Wenn heute Soldaten von dieser Halle aus in den Auslandseinsatz
aufbrechen, sind wegen der künftigen Belastungen Psychologen dabei,
die sich mit dem Elia-Syndrom auskennen. Wir hörten es ja vorhin aus
dem Mund eines Soldaten: ständig kann es geschehen, dass am Rande der
Straße ein Sprengsatz gezündet oder ein Konvoi beschossen wird. Und
viele, die aus dem Einsatz zurückkehren, tragen die Erfahrung von
intensiven Gefechten und stundenlangen Kampfhandlungen in sich: Sie
mussten schießen und auch töten. Neben ihnen wurden Kameraden
getroffen. Lebensgefährliche und belastende Erfahrungen, die nicht
spurlos an ihnen vorübergehen.
Es ist wichtig, dass die Menschen, die unser Land in einen solchen
Einsatz schickt, nicht allein gelassen werden. Es ist wichtig, dass
wir als Kirche und Gesellschaft die wahrnehmen, die aus dem Einsatz
zurückkehren - verwundet oder mit belastenden Erfahrungen ihrer
Seele.
Elia bleibt mit seiner Erfahrung und mit seiner Verzweiflung nicht
allein. In einer Situation, in der er an Gott, an den Menschen und am
Sinn seines Lebens zweifelt, schickt Gott ihm einen Engel.
Es ist kein Engel, der mit Heerscharen und Posaunen in Elias Leben
eingreift. Aber es ist ein Engel mit einem guten Blick für das, was
jetzt dran ist - für das in dieser Situation für Elia
"Lebens-Notwendige".
Der Engel bringt Brot und Wasser. Dann spricht er zu Elia: Steh
auf und iss. Er belässt es nicht bei dem einen Mal. Der Engel kommt
wieder. Denn manchmal braucht es Zeit, um wieder ins Leben
zurückgehen zu können.
Liebe Gemeinde, als Kirche und als Mitmenschen sind wir gefragt,
den Soldatinnen und Soldaten zur Seite zu stehen, die mit belastenden
Erfahrungen aus den Kriegs- und Krisengebieten zurückkehren. Und wir
sind als Gemeinden und Nachbarn gefragt, wenn Familien den Verlust
eines Sohnes, einer Tochter, eines Vaters, einer Schwester oder eines
Partners zu beklagen haben. Wir sind gefragt, ihnen nahe zu sein,
zuzuhören und manchmal einfach nur das Naheliegende und
Lebensdienliche zu tun. "Steh auf und iss..." Das bedeutet nicht,
dass wir den Afghanistan-Einsatz in allen seinen Punkten gutheißen.
Oder ihm damit gar eine Art kirchlichen Segen geben.

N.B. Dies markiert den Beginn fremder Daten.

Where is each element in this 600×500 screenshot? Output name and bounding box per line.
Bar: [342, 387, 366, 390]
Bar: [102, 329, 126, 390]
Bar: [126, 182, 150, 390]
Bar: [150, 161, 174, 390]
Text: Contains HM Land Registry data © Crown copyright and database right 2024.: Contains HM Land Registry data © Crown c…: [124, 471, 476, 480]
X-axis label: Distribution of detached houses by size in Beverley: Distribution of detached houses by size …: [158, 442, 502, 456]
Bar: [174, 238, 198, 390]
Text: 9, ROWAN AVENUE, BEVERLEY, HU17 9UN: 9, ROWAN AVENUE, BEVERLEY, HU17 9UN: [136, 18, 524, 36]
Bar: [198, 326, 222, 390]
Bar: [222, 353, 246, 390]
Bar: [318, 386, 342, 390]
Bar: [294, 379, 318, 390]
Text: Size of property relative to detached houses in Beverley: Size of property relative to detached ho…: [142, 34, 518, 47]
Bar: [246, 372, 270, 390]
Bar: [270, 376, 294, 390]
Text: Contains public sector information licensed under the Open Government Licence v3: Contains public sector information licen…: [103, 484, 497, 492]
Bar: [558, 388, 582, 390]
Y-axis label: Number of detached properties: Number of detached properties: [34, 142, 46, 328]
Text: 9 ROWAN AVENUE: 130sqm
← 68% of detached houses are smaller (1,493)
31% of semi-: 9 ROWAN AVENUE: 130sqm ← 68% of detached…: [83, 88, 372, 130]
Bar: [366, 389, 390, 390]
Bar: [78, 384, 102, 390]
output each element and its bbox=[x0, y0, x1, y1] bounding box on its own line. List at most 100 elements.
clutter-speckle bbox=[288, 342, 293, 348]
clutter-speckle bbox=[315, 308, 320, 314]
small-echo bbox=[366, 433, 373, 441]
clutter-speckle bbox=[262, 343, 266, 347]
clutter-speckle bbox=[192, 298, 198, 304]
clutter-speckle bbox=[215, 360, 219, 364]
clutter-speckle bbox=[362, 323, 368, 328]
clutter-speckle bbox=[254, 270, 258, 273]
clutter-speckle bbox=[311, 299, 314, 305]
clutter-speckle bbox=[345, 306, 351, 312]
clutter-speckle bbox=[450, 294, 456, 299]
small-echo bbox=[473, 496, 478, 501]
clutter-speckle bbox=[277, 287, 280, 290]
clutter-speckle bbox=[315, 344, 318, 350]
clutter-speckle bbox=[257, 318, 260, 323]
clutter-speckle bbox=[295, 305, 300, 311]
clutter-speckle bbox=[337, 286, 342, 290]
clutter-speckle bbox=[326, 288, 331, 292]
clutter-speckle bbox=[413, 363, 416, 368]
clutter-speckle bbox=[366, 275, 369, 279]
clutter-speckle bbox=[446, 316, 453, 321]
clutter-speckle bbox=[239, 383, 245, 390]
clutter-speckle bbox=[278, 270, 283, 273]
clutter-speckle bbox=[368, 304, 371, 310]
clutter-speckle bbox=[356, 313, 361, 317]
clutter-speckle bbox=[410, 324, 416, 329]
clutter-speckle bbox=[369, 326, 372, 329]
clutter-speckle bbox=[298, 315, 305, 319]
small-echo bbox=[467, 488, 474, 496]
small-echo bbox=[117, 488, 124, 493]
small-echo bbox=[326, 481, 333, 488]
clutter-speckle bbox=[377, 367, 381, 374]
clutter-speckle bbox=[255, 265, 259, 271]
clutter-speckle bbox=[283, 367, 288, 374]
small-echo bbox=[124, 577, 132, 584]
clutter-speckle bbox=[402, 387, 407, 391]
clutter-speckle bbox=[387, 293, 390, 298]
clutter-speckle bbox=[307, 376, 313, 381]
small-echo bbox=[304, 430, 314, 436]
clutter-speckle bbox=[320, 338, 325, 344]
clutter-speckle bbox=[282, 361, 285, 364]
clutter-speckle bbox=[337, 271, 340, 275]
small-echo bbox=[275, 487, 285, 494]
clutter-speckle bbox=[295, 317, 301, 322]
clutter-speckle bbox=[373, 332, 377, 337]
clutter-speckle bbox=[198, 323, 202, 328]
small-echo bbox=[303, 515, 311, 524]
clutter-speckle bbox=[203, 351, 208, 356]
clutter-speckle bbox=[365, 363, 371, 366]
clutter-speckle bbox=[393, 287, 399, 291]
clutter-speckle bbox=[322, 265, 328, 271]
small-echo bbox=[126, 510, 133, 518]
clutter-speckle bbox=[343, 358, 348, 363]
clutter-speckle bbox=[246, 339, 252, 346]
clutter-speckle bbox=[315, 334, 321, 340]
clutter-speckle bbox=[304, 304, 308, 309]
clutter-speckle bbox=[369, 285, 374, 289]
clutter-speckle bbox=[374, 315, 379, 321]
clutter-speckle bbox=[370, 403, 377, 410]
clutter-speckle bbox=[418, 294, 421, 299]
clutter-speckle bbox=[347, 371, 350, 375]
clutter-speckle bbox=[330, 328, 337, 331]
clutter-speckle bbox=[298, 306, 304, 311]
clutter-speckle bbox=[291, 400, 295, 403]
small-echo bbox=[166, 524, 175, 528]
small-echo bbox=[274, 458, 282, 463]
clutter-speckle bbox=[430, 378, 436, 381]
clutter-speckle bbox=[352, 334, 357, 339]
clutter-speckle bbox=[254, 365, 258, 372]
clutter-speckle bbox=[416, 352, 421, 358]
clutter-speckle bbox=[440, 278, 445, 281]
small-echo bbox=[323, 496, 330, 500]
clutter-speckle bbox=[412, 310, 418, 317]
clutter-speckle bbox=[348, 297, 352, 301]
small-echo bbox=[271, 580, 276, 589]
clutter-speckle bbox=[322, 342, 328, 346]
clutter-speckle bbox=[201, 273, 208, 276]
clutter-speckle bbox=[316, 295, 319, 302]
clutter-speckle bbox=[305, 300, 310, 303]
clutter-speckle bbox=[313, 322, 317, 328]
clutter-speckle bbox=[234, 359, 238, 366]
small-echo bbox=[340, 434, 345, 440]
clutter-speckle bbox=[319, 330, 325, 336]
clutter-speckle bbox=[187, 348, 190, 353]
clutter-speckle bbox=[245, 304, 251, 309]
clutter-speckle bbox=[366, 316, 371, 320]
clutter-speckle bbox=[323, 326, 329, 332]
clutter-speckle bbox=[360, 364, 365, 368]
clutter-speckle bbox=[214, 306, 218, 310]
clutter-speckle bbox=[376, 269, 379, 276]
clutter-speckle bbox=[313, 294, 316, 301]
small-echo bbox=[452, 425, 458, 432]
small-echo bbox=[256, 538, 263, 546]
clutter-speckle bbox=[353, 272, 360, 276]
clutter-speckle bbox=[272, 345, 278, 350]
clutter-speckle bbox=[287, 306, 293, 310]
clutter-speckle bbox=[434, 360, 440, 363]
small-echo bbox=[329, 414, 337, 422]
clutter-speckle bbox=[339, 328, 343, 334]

Es geht uns um die Menschen, die am Hindukusch ihren schwierigen
Dienst tun. Es sind Menschen aus unseren Gemeinden. Sie gehören zu
uns, in unsere Mitte. Es ist richtig und wichtig, für sie zu beten.
Ihnen Seelsorger an die Seite zu stellen, die sie begleiten.
Elia schließt seinen bedenkenswerten Satz mit den Worten: "Ich bin
nicht besser als meine Väter".
Die Älteren unter uns haben noch den 2.Weltkrieg und seine Folgen
erlebt. Nach dem Ende dieses Krieges mussten die Menschen in unserem
Land lernen, sich der Wahrheit zu stellen: Unser Land trägt
Verantwortung für furchtbares Unrecht, ja für Kriegs- und
Menschenrechtsverbrechen. Durch den Krieg, der von unserem Land
ausging, wurde unendliches Leid über viele Völker und zahllose
Menschen gebracht. "Der Tod ist ein Meister aus Deutschland" -
schrieb der Dichter Paul Celan. Für viele war es eine bittere
Erkenntnis, dass er damit Recht hatte.
Unter dem Eindruck dieser Erfahrung haben viele Deutsche eine
tiefe Zurückhaltung gegenüber militärischer Gewalt entwickelt. Die
evangelische Kirche hat sich in die Verantwortung vor diesem Teil
unserer Geschichte gestellt und sich die theologische Erkenntnis des
ersten Treffens des Ökumenischen Rates der Kirchen 1948 in Amsterdam
nachhaltig zu Eigen gemacht: "Krieg soll nach Gottes Willen nicht
sein." Nein, wir sind nicht besser als unsere Väter. Aber ich denke,
dass wir gelernt haben und auch weiter in der Lage sind zu lernen,
was Gottes Wort von uns fordert, wenn es die Friedfertigen selig
preist!
Zugleich erkennen Christenmenschen ganz nüchtern, dass es
Situationen gibt, in denen wir nicht ohne Schuld bleiben können - was
immer wir tun oder unterlassen. So ist es in Afghanistan und so ist
es aktuell in Libyen, wo wir nicht eindeutig wissen, welches
politische und militärische Verhalten den Frieden und die
Gerechtigkeit unter den Menschen fördert. Es ist nötig, dass in
unserem Land und in unserer Kirche die Frage von Militäreinsätzen
ernsthaft und ausführlich diskutiert wird.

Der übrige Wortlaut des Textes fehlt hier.